I bet you didn’t know that a few pharmaceutical companies are hard at work developing the first-ever migraine-specific preventive. Some have even made it to human trials. We still don’t have our own medicine though. For right now we are stuck with hand-me-downs from cardiology, other branches of neurology, and psychiatry. Every one of us is anxiously awaiting the arrival of our very own preventive treatment. Many of us will be lining up to volunteer for clinical trials as they are available in our area. We know you want to help. It’s just such a waste of time to constantly explain to people that we are much better educated about our condition than Dr. Oz, Oprah, or the 6 o’clock anchor. So, if you want to help, here are some ideas that will really make a difference in our lives:
- Avoid wearing perfume or scented lotion when visiting with us.
- Avoid smoking anywhere near us. Blowing your smoke in the other direction just isn’t enough.
- Let us drive (so we can control the smells, volume, etc.)
- If you smoke, use incense, or air fresheners please don’t be offended if we don’t visit your home. We love you and want to see you. We just don’t want to be sick for 3 days each time we visit. Please be willing to come to us or meet us somewhere else.
- When cooking for us, please ask about food triggers. Most of us react poorly to MSG, artificial flavors, artificial colors, artificial sweeteners, artificial….you get the picture. We can also react to citrus fruits, bananas, hot dogs, lunch meat, sausages, cheeses, and certain spices. All-natural is your safest bet.
- We may decline your offer to see a movie if it’s 3D or has lots of fast-moving scenes as these can trigger attacks.
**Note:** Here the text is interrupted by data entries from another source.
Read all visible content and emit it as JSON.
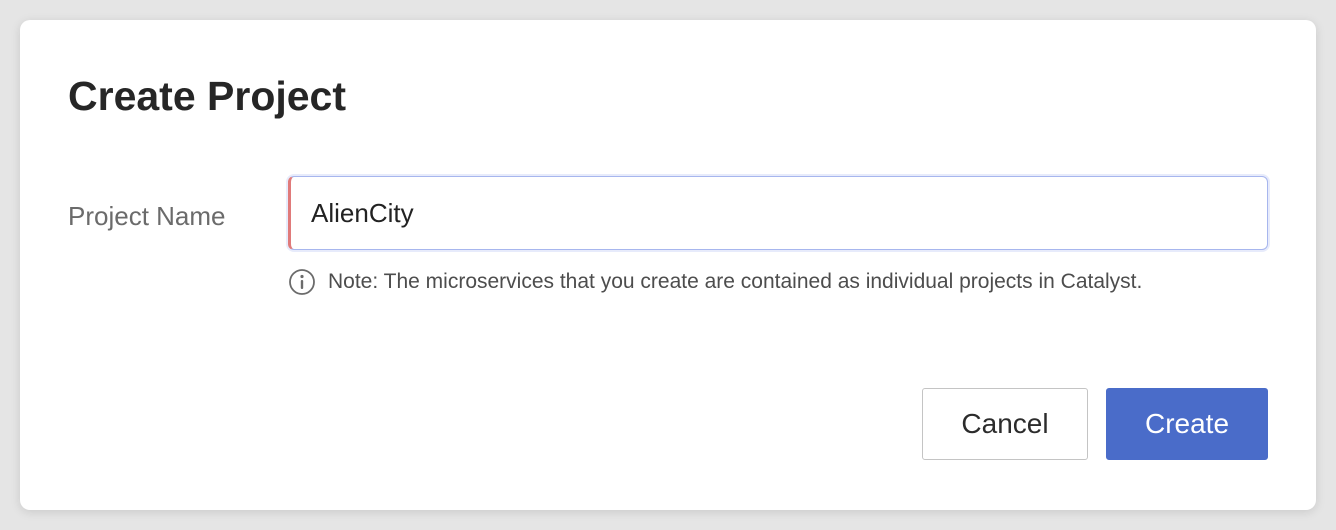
{
  "dialog": {
    "title": "Create Project"
  },
  "form": {
    "project_name_label": "Project Name",
    "project_name_value": "AlienCity",
    "note_icon": "info-icon",
    "note_text": "Note: The microservices that you create are contained as individual projects in Catalyst."
  },
  "actions": {
    "cancel_label": "Cancel",
    "create_label": "Create"
  },
  "colors": {
    "primary": "#4a6cc9",
    "input_focus_border": "#a7b6ee",
    "required_indicator": "#e07a7a"
  }
}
- Understand if we wear sunglasses indoors (especially at stores). The florescent lights really bother us even when we are not experiencing an attack. Some of us may also wear earplugs to dampen sounds.
- Help us make a quick, graceful exit if we tell you that something is a trigger.
- Plan for frequent breaks. We need to stay well-hydrated and keep our blood sugar up.
- Recognize that we may appear to be taking a lot of medicines. It is unlikely that we are using narcotic pain medicines though, as they tend to make our condition worse. Most of us use a combination of prescription medicines and vitamin, mineral, and herbal supplements. We are not “junkies”. Each pill is carefully chosen. Most of us have discussed our treatment regimen with our doctor and have his/her approval.
- Be flexible. Our lives are carried out in “maybes”, “ifs”, and “hopefullys”. Spending time with us means joining us in our world.
- Believe us. If we say we are having a good day and take a few risks, then just go with it. We’ve been living with this condition long enough that we know when to push the limits and when to use caution.